Monday, August 27, 2012

Squatter's Rights ~ 138 Lowman

I lived here once, in a house on this site.
Nothing left now save a pile of bricks and a reclining sentinel
With its soul nailed to the crossbars of life.
I lived here once on this plot, this gaping hole.

Hungry for comfort, I squat and dig for
Leftover pieces of another life, crumbs of what used to be.
I long to quench my unhappy thirst with forgotten tears of laughter,
Warm my waning spirit with past shouts of heated energy.

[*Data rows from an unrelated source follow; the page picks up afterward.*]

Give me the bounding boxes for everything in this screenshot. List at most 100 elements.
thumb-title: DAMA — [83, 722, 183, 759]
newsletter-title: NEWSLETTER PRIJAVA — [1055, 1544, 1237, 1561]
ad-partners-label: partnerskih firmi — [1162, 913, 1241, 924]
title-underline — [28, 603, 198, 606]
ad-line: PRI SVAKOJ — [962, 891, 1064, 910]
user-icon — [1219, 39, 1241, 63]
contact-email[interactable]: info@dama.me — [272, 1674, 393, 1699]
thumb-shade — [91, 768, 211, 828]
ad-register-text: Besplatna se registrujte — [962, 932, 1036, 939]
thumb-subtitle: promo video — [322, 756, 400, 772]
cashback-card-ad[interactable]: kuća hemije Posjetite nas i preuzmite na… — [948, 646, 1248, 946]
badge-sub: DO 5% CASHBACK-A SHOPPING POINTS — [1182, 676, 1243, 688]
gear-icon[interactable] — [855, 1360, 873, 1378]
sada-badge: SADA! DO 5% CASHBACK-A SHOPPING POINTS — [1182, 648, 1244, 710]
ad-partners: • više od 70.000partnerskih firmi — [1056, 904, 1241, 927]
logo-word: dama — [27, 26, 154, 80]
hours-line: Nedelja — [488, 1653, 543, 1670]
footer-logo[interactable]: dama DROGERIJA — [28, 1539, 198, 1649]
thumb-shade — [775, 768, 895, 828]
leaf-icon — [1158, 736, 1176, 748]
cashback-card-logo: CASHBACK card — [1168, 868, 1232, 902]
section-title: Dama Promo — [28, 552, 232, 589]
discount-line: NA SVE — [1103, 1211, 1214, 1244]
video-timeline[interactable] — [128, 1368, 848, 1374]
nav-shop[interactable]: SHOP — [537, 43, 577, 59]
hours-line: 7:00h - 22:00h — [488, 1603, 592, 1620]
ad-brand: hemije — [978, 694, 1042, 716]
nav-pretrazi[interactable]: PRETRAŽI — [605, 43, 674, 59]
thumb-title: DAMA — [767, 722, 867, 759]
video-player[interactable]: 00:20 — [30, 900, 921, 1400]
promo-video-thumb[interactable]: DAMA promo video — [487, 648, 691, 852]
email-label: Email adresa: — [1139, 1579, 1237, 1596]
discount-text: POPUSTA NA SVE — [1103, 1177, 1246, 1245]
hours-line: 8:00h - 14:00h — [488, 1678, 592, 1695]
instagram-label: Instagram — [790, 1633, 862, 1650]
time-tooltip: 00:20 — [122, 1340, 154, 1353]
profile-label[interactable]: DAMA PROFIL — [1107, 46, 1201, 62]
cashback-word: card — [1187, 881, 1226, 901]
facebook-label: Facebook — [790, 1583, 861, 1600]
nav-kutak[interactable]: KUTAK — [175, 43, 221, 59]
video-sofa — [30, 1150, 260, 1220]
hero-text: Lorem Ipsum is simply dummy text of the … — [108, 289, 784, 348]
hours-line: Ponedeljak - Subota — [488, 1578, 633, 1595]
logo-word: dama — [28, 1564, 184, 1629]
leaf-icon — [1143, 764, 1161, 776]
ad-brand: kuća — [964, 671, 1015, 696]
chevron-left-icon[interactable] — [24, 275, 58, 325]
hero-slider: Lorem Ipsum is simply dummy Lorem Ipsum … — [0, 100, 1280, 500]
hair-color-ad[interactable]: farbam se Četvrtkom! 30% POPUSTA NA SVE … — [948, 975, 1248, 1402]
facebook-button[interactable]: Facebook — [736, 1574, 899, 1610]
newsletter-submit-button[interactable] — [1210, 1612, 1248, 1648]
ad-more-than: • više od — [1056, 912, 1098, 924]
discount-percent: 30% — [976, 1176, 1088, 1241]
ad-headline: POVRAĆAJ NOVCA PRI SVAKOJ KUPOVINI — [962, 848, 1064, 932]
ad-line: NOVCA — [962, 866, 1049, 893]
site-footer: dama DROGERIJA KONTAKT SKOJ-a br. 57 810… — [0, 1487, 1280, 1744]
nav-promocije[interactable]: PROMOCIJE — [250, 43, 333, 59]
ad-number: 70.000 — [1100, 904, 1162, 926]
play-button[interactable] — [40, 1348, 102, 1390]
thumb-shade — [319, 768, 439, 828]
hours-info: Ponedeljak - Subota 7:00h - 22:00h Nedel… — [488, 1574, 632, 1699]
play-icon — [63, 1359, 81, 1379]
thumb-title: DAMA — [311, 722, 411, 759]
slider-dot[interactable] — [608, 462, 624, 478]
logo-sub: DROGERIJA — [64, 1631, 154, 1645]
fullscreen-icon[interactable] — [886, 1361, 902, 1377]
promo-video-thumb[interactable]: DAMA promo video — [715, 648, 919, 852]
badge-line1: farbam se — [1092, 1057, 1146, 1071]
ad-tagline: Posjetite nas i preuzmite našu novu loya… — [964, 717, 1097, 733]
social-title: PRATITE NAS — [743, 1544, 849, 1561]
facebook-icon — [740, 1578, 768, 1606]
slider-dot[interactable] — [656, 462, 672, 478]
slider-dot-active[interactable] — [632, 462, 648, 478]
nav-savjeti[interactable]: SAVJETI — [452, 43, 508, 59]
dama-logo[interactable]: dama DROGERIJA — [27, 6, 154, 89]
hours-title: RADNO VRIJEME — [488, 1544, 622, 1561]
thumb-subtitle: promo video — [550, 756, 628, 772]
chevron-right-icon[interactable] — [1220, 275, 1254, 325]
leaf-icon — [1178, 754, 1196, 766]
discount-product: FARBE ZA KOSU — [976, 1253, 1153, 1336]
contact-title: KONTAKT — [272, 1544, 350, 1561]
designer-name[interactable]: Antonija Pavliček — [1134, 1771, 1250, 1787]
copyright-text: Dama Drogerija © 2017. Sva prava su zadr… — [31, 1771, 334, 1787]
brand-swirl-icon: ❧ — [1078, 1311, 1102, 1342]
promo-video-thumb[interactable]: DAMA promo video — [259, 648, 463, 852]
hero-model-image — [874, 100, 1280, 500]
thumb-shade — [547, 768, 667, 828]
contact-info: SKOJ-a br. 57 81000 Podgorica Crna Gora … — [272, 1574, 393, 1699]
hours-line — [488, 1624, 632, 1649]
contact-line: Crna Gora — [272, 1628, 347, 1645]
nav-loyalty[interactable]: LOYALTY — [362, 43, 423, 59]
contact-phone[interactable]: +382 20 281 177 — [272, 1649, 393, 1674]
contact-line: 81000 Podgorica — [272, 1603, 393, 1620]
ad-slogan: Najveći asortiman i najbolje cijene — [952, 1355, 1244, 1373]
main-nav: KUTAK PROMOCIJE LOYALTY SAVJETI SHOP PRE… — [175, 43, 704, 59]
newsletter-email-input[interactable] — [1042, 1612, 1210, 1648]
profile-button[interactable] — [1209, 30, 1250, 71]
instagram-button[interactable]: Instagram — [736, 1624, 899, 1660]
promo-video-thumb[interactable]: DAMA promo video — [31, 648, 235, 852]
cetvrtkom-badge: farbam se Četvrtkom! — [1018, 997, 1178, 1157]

A shattered brick becomes a conch shell as
Waves lap onto the shoreline fringes of family:
A baby stumbles into her first word,
A dying old woman whispers her last.

A century of howls yanks me back
As the spine breaks away, separates.
Sounds from whimpering souls slip past as
The last pinch of light morphs into dust.

Mama, are you still here?
Do you wander through the rubble
and think, “I lived here once.”

Old wart of a house with all your bumps, lumps and blisters
Fix me with your defiant stare if you have to,
Pin me with your mutinous stance if you must,
But release me from your cantankerous hold.

The old wart roars, “I am you. 
Now and forever, I am you.”
The heated words burn acrid on my tongue.
Go to hell, you deceitful pile of bones. Go to hell.

No half-hearted sigh reaches my ears, no agonizing keen of grief.
No sounds come from the rubble that once was my house.